From a transcriptome perspective, since publication of the sheep gene expression atlas, expanded transcriptomes, that include histological tissue maps and characterisation of all RNA populations, have been published, e.g. for pig (Jin et al. 2021), and similar new resources of this type for sheep will soon follow. Furthermore, long read RNA isoform sequencing technologies, can now capture full-length isoform information, even at single cell level resolution. These technologies make transcript annotation considerably easier and allow for the characterisation of splicing events and prediction of full-length open reading frames. Isoform sequencing (Iso-Seq) data for a small subset of tissues is available for sheep, for the purposes of annotating the Rambouillet genome, and from a small number of published studies that have focussed on specific tissues relevant to phenotypes of interest (Yuan et al. 2021a, 2022). New long read isoform sequencing datasets for multiple tissues, cell types and developmental stages, will provide a valuable novel resource for genome annotation and build on the transcriptomic resources already provided by short read RNA-Seq data. Long read sequencing technologies will also facilitate, the generation of breed- specific transcriptomes. These breed-specific transcriptomes based on full-length isoform information, will allow the classification of sets of pan-genes and pan-transcriptomes for sheep providing new insights into how isoform usage can influence key traits across different breeds.
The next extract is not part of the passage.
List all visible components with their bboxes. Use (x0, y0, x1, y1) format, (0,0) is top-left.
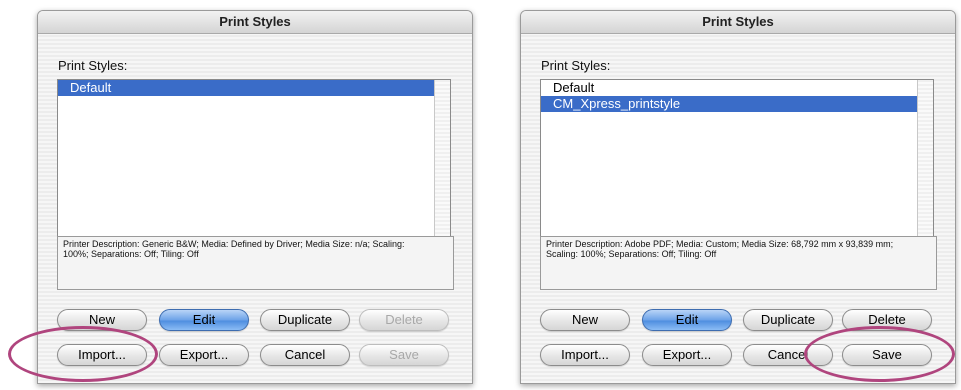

The primary challenge facing the sheep and wider farmed animal genomics community now is harnessing the power of a highly accurate reference genome with functional genomics data, at a population scale, and from there how to leverage this information to enhance genomic prediction reviewed in (Johnsson 2023). The potential to go ‘beyond the genome’ by using epigenetic modifications to predict genetic merit also shows significant potential, reviewed in (Clarke et al. 2021). DNA methylation arrays, for example, have proved to be useful tools for informing breeding programmes for sheep, and provide an opportunity to accelerate the physiological response of breeding populations to environmental pressures (Clarke et al. 2021). Tools to visualise the combination of genetic variation with predicted function will be critical in advancing the sheep genomics field. Functional genomic comparisons of different sheep breeds will become increasingly powerful as haplotype-resolved reference genomes and pangenomes with matched functional annotation data become the new standard for sheep and other farmed animal species.

Conclusions

The field of sheep genomics has undoubtedly moved into a new era. New functional annotation datasets for sheep for many different tissues and cell types provide new resources to link cell, tissue and whole animal scale knowledge. Novel opportunities also now exist for interrogating gene regulation information at single cell resolution providing a much more complete picture of transcriptional complexity in sheep. Affordable long read sequencing technologies have caused an explosion in the number of new genome assemblies that are being generated for many different breeds and populations. Genetic improvement in the future will also almost certainly include the use of pangenomes to understand and visualise the diversity of farmed animal genomes (Hayes and Daetwyler 2019). For this reason, pangenome efforts should ensure they capture the global genetic diversity of sheep breeds, including those from the global south. Logistical considerations will inevitably arise with the rapid expansion of genomes and genomic resources for sheep. Genome browsers, such as Ensembl, will need to keep pace with how rapidly these new genomic and transcriptomic resources are being generated. This will need to happen quickly in order that the community can maximise the benefit of this new information, and will require resources, effort and funding (Cunningham et al. 2022). The sheep genomics research community will also need to work with stakeholders to decide what the priorities are for the coming decade. These priorities should be centred around providing resources that can inform global sheep breeding systems in a way that will help to accelerate their response to future extremes of climate, produce healthier improved animals and provide enough food for a growing human population.